El exalcalde de Benidorm, tras ser llamado a filas por José María Aznar para su último gobierno, tuvo que empezar a repartir su poder. La Presidencia de la Generalitat Valenciana, a menos de un año de la próxima cita con las urnas, se la dejó a su «número dos» en el Ejecutivo autonómico, José Luis Olivas. Sin embargo, hubo una decisión más importante, un gesto que marcó el futuro político del PP en la Comunidad hasta la fecha. «Cuando Zaplana se fue al ministerio tenía dos opciones: dejar abierta su sucesión o atarla. Optó por lo segundo y con sorpresa, porque Aznar le pidió que delegara en Rita [Barberá]. En una Junta Directiva del PPCV, Zaplana anunció que el próximo presidente de la Generalitat estaba sentado en primera fila... Y ahí estaba Paco Camps. Esas palabras concluyeron con una ovación atronadora, con todos de pie. Sí se esperaba que el sucesor fuera de València, no podía repetir un alicantino [aunque fuera de adopción] y Eduardo no iba a negociar con Castellón, donde mandaba Carlos Fabra», recordaba ayer un exdirigente popular, conocedor de lo que se cocía en València.

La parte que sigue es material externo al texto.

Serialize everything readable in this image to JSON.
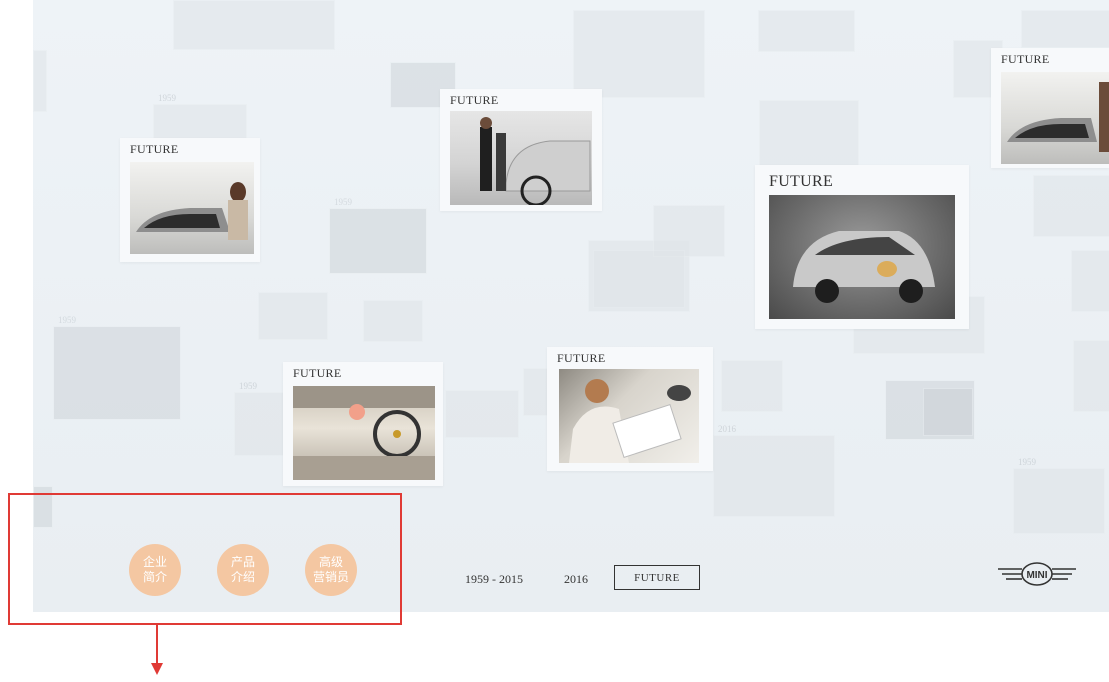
{
  "gallery": {
    "future_label": "FUTURE",
    "year_labels": [
      "1959",
      "1959",
      "1959",
      "1959",
      "1959",
      "2016"
    ]
  },
  "nav": {
    "buttons": [
      {
        "label": "企业\n简介"
      },
      {
        "label": "产品\n介绍"
      },
      {
        "label": "高级\n营销员"
      }
    ]
  },
  "timeline": {
    "items": [
      "1959 - 2015",
      "2016"
    ],
    "selected": "FUTURE"
  },
  "brand": {
    "logo_text": "MINI"
  },
  "colors": {
    "button_fill": "#f4c7a2",
    "annotation_red": "#e03a35",
    "background": "#eef3f7"
  }
}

Por entonces, obviamente, Camps estaba muy cerca de Zaplana. Para la mayoría, su elección respondía a un intento de seguir controlando el partido desde Madrid. «Nadie pensaba, entonces, lo que pasó. Se esperaba que iba a haber respeto, que no se le iba a poner en contra, y menos tan pronto», añadía ayer desde Alicante un popular con años de trayectoria política en la capital autonómica.

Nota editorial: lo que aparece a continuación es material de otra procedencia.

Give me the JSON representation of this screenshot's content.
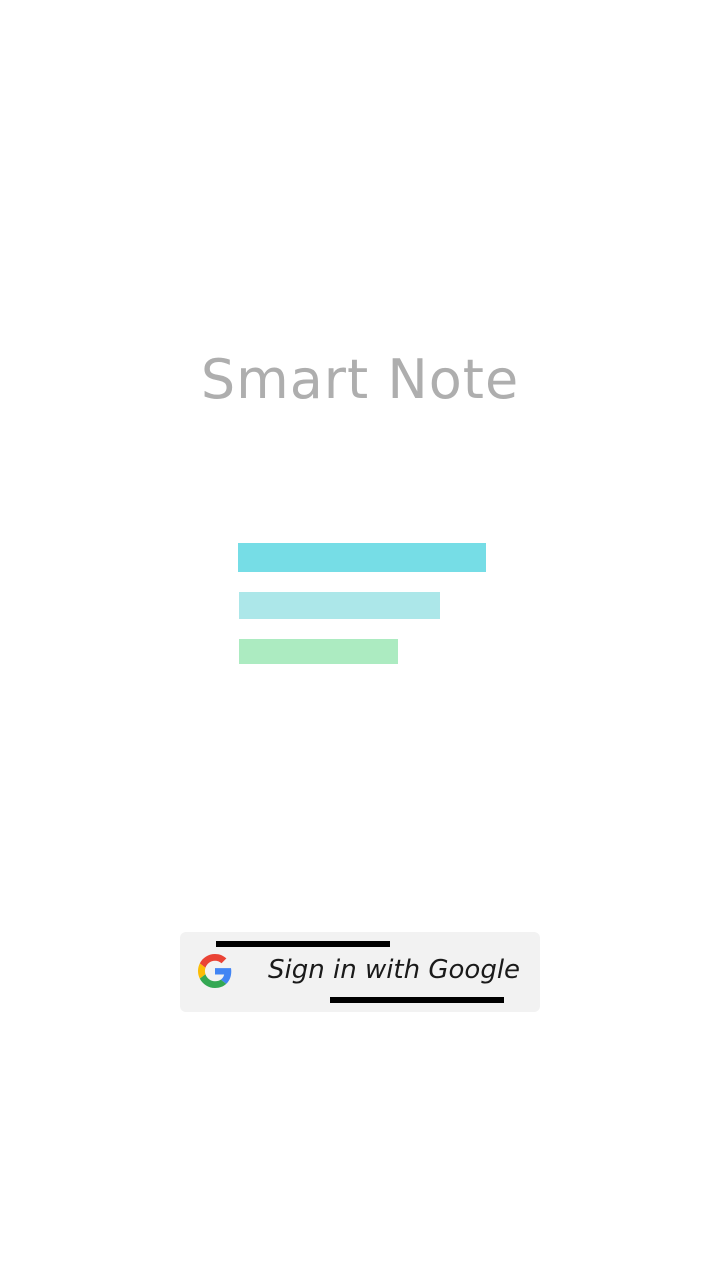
{
  "app": {
    "title": "Smart Note"
  },
  "logo": {
    "icon": "notes-logo-icon",
    "bar_colors": [
      "#76dde6",
      "#ace7e9",
      "#acebc1"
    ]
  },
  "signin": {
    "label": "Sign in with Google",
    "icon": "google-icon",
    "background": "#f2f2f2"
  }
}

Y ahí empezó todo: el fin del zaplanismo, que parecía intocable. Los roces se iniciaron pronto, aunque el PPCV, su gente, los intentó minimizar. En la campaña electoral para las locales y autonómicas, ya se notaban diferencias, con una evidente distancia entre ambos, «aunque las listas electorales fueron cosa de Zaplana (con alguna incorporación permitida a Camps) y la confección del futuro gobierno, tras la victoria por mayoría absoluta en las urnas, se consensuó».

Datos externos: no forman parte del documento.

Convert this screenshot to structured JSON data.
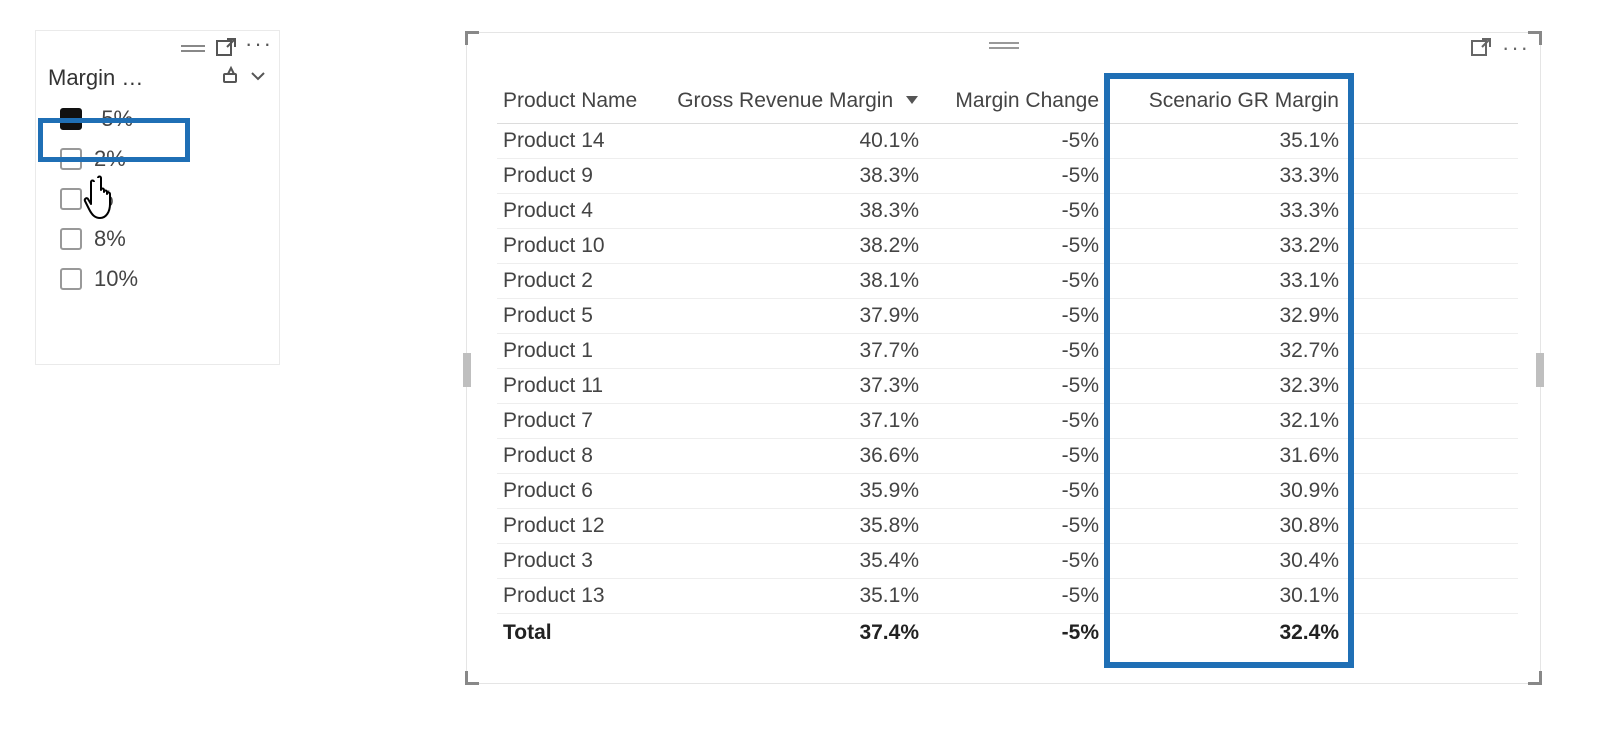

A partir de ahí arrancaron los problemas, ya de verdad, sin sordina. Con Camps en el sillón presidencial, con la Generalitat en sus manos y en busca del poder orgánico, del mando de su partido, se pasó de los gestos a las palabras. «Empezaron las declaraciones, como unas que se recuerdan de [Esteban] González Pons, siguieron las filtraciones sobre su vida privada en plena lucha por la sucesión de Aznar, donde Zaplana intentaba buscar un buen puesto... Y llegaron los congresos del PP y la conocida 'prueba de la raya'», añadían ayer conocedores de aquella época de lucha de poder en el PPCV. Con Ricardo Costa, David Serra, Víctor Campos y Juan Cotino entre los leales de Camps, se obligaba a los populares a seguir la línea: hablar bien del nuevo líder y mal de Zaplana para optar a un puesto. El ayer detenido, conocedor de los movimientos en su contra, reunió a sus afines en Alicante a mediados de 2003, un año después de irse a Madrid y ya con Camps como jefe del Consell. Ahí, públicamente, se pronunció sobre la campaña en su contra.

Un año después de esa cita, el zaplanismo, como poder absoluto, empezó a pasar a mejor vida. El congreso que eligió a Camps en Castellón como nuevo presidente del PPCV supuso el fin de una época. «Te daban un párrafo que tenías que decir ante los medios, diferenciando la anterior época de la nueva con Camps», continuaba un popular. Y así, en esa purga del zaplanismo, llegaron las elecciones de 2007, donde se «laminó» casi cualquier vestigio del ayer detenido, que por entonces ejercía de portavoz del PP en el Congreso. «Entre los zaplanistas aguantó [José Joaquín] Ripoll y poco más, y porque él se había trabajado pueblo a pueblo», recordó ayer un cargo popular, quien admitía que Zaplana nunca pudo imaginar una traición de ese calibre de parte de su sucesor, al que puso a «dedo» antes de marchar a Madrid. Nunca la sospechó, y menos con tanta «agresividad». Pero a Zaplana, continuó ayer uno de sus fieles hasta última hora, no sólo le dolió la puñalada de Camps, sino también otras posteriores, como la que recibió de Luis Díaz Alperi, por su «simbolismo», y la de su suegro, el ya fallecido Miguel Barceló, que también presumió como campista.